Considering the excitement it has produced among astronomers, K2-18b really needs a catchier name, although its alternative designation (EPIC 201912552 b) is worse. In the meantime, however, don’t let the boring nomenclature blind you to this planet’s significance. Since its discovery by the extended Kepler mission, the planet orbiting a star 124 light years away has been marked as something special, so it was inevitable the JWST would prioritize it for attention.
K2-18b has a radius 2.6 times the size of Earth, but a mass 8.6 times greater. That makes it less dense than a rocky planet, but denser than a gas giant like Neptune. It’s thought to be covered in water surrounded by a thick hydrogen-rich atmosphere. Astronomers have named this class of planets Hycean (Hydrogen-ocean) and some think it might be easier to find signs of life in their atmospheres than those of more Earth-like worlds. K2-18b is considered the first likely Hycean planet, but until now its ocean has been speculative.
Planetary scientists predicted Hycean planets should have methane and carbon dioxide in their atmospheres, but little to no ammonia, and this is what the JWST found. The combination indicates a planet well-suited to life, but we will need to find more exotic molecules to know biology is occurring there. Dimethyl sulfide should be one of the easiest to spot.

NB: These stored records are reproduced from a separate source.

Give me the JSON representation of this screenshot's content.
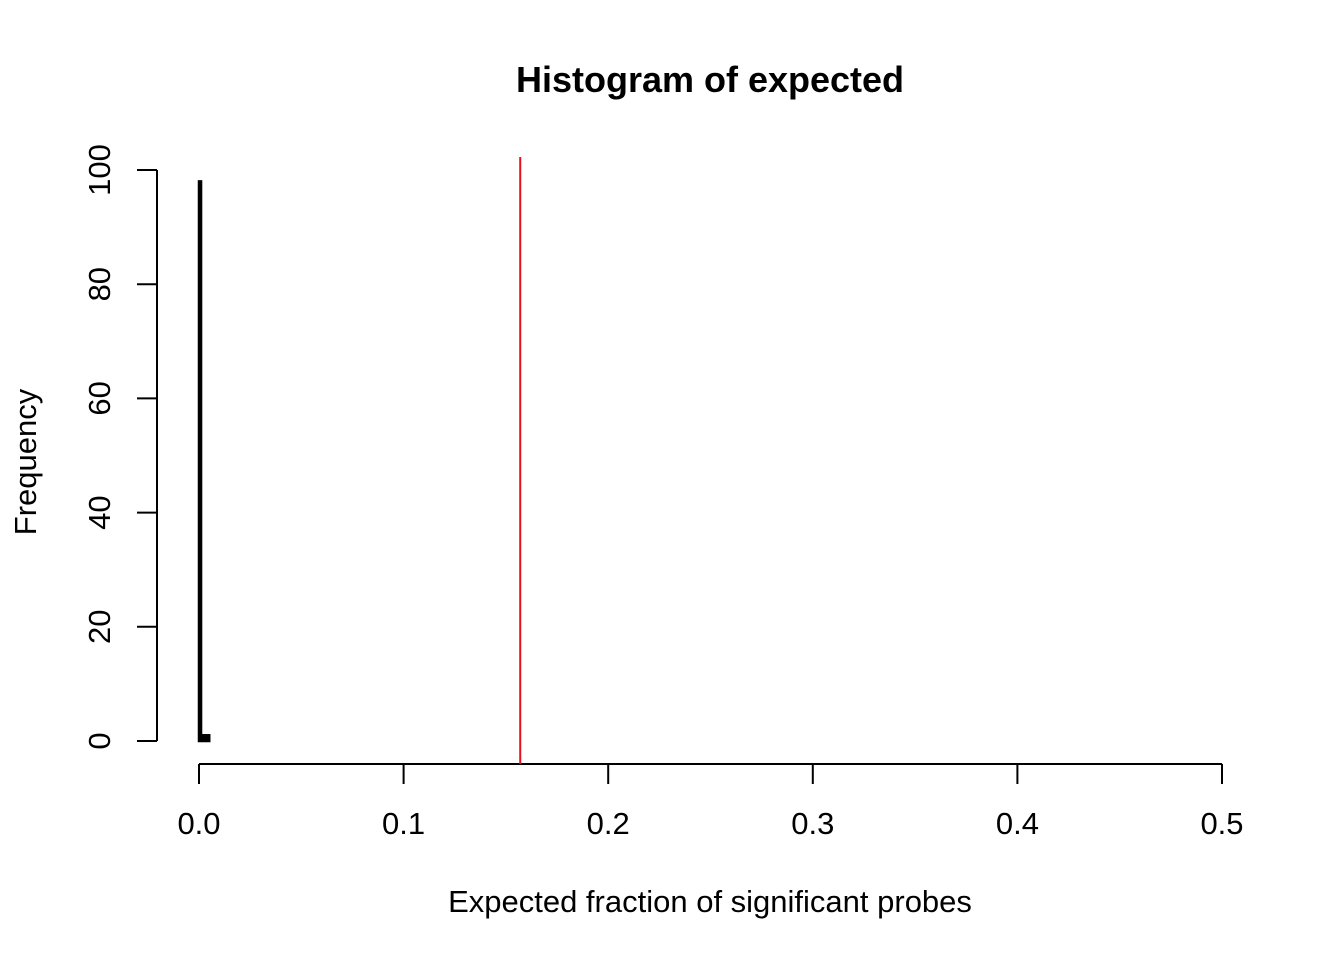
{
  "chart_data": {
    "type": "bar",
    "title": "Histogram of expected",
    "xlabel": "Expected fraction of significant probes",
    "ylabel": "Frequency",
    "xlim": [
      0,
      0.5
    ],
    "ylim": [
      0,
      100
    ],
    "x_ticks": [
      "0.0",
      "0.1",
      "0.2",
      "0.3",
      "0.4",
      "0.5"
    ],
    "x_tick_values": [
      0,
      0.1,
      0.2,
      0.3,
      0.4,
      0.5
    ],
    "y_ticks": [
      "0",
      "20",
      "40",
      "60",
      "80",
      "100"
    ],
    "y_tick_values": [
      0,
      20,
      40,
      60,
      80,
      100
    ],
    "bins": [
      {
        "start": 0.0,
        "end": 0.001,
        "count": 98
      },
      {
        "start": 0.001,
        "end": 0.002,
        "count": 0
      },
      {
        "start": 0.002,
        "end": 0.003,
        "count": 1
      },
      {
        "start": 0.003,
        "end": 0.004,
        "count": 0
      },
      {
        "start": 0.004,
        "end": 0.005,
        "count": 1
      }
    ],
    "reference_line": {
      "x": 0.157,
      "color": "#e8111b"
    },
    "grid": false,
    "legend": "none"
  }
}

"Although this kind of planet does not exist in our solar system, sub-Neptunes are the most common type of planet known so far in the galaxy," said Dr Subhajit Sarkar of Cardiff University in a statement. “We have obtained the most detailed spectrum of a habitable-zone sub-Neptune to date, and this allowed us to work out the molecules that exist in its atmosphere.”
In 2019, studies of K2-18b’s atmosphere using Hubble detected signs of water vapor, the first time this had occurred on a planet cool enough to also have a liquid ocean. Nevertheless, this was all slow going. Habitable zone planets require longer orbits than the overheated worlds we find most easily. Even with a red dwarf as its parent star, it’s a 33-day wait between transits, posing a problem for Hubble, which needed to combine so many opportunities to even have a chance of finding anything.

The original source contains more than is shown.